Butterscotch
We’re driving to the snow on the weekend. Yes, yes, yes about the falling over, I’ll try not to. Like I mean to. Anyway, it’s a bit of a drive and I have quite the knack for falling asleep while driving. It does mean that I have no problem getting to sleep at night, but a bit problematic on a long drive. So I suck on sweets for my bit, and avoid driving at afternoon tea time and after nine. My sweet of choice is Koolmints, but I thought I’d make my own this time.
Had a look at making humbugs, but that seems to involve third degree burns, so I had a go at butterscotch. Here’s the Women’s Weekly recipe.
This cookbook was published just as Australia was going metric, so the back of the book has handy conversion tables to metric. A pound of sugar is 453.6 grams. Quarter of a pint of water is 142 millilitres. Who knows how much a dessert spoon is, I just used my breakfast spoon, and anyway the glucose is so viscous you’re never going to accurately measure it except by weight. And why are they mixing weight and volumes? Instead of half a cup of brown sugar, I used half brown sugar and half dark muscovado sugar. Partially because I like the rich treacly taste, partly because I’ve run out of brown sugar.
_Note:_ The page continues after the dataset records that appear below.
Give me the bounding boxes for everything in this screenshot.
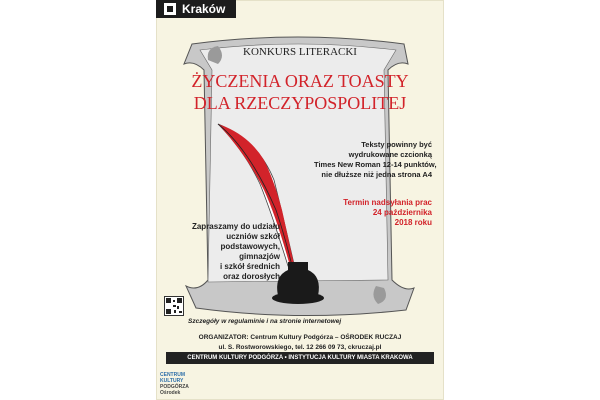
logo-line: Ośrodek: [160, 390, 181, 396]
cultural-center-logo: [160, 372, 189, 396]
contest-title: [156, 70, 444, 114]
krakow-logo-icon: [164, 3, 176, 15]
invite-line: gimnazjów: [239, 252, 280, 261]
details-note: Szczegóły w regulaminie i na stronie internetowej: [188, 318, 342, 325]
footer-bar: CENTRUM KULTURY PODGÓRZA • INSTYTUCJA KULTURY MIASTA KRAKOWA: [166, 352, 434, 364]
organizer-line-1: ORGANIZATOR: Centrum Kultury Podgórza – OŚRODEK RUCZAJ: [198, 334, 402, 341]
rules-line: wydrukowane czcionką: [348, 150, 432, 159]
rules-line: nie dłuższe niż jedna strona A4: [321, 170, 432, 179]
qr-code-icon: [165, 297, 183, 315]
invite-text: [170, 222, 280, 282]
organizer-info: [156, 333, 444, 353]
organizer-line-2: ul. S. Rostworowskiego, tel. 12 266 09 73, ckruczaj.pl: [218, 344, 382, 351]
krakow-logo-bar: [156, 0, 236, 18]
invite-line: Zapraszamy do udziału: [191, 222, 280, 231]
logo-line: CENTRUM: [160, 372, 185, 378]
invite-line: oraz dorosłych: [223, 272, 280, 281]
deadline-text: [314, 198, 432, 228]
invite-line: uczniów szkół: [226, 232, 280, 241]
rules-text: [314, 140, 437, 180]
title-line-2: DLA RZECZYPOSPOLITEJ: [193, 93, 407, 113]
logo-line: KULTURY: [160, 378, 184, 384]
rules-line: Teksty powinny być: [361, 140, 432, 149]
rules-line: Times New Roman 12-14 punktów,: [314, 160, 437, 169]
qr-code[interactable]: [164, 296, 184, 316]
title-line-1: ŻYCZENIA ORAZ TOASTY: [191, 71, 409, 91]
contest-label: KONKURS LITERACKI: [243, 46, 357, 58]
poster: [156, 0, 444, 400]
deadline-line: 2018 roku: [394, 218, 432, 227]
invite-line: i szkół średnich: [219, 262, 280, 271]
city-name: Kraków: [182, 2, 226, 16]
invite-line: podstawowych,: [220, 242, 280, 251]
deadline-line: Termin nadsyłania prac: [343, 198, 432, 207]
logo-line: PODGÓRZA: [160, 384, 189, 390]
deadline-line: 24 października: [372, 208, 432, 217]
So you put all the ingredients in a saucepan, and bring it to the boil while stirring with your trusty wooden spoon. After the butter has melted and the sugar is dissolved, you turn up the heat and leave it alone. Well, you put the sweets thermometer in. That little eight dollar miracle takes all the fear and loathing out of sweet making. It’ll start bubbling up, adjust the heat so it doesn’t bubble right on out and all over your stovetop. But once you’ve got it bubbling about half way up the saucepan and the sweet thermometer measuring away, you can leave it alone.
It took about half an hour to get up to that temperature, even with obsessively watching the temperature. You want it at 290F, I’m going Fahrenheit because that side of the thermometer is easier to read. As soon as it touches that temperature (hard crack if you’re doing it the old fashioned way), take it off the heat. With great foresight, you’ve put out a biscuit tray covered in baking paper. Slosh that boiling toffee all over it.
It takes a surprisingly small amount of time to cool down, only as long as yet another irate phone call to a bathroom supply shop. Try to cut it up before it solidifies, and use your largest knife, you need leverage.
If you don’t want it to all stick together you’ll need to wrap it which does sound like a pain in the neck. I just cut strips of baking paper and rolled them up, then packed them in small ziplock bags.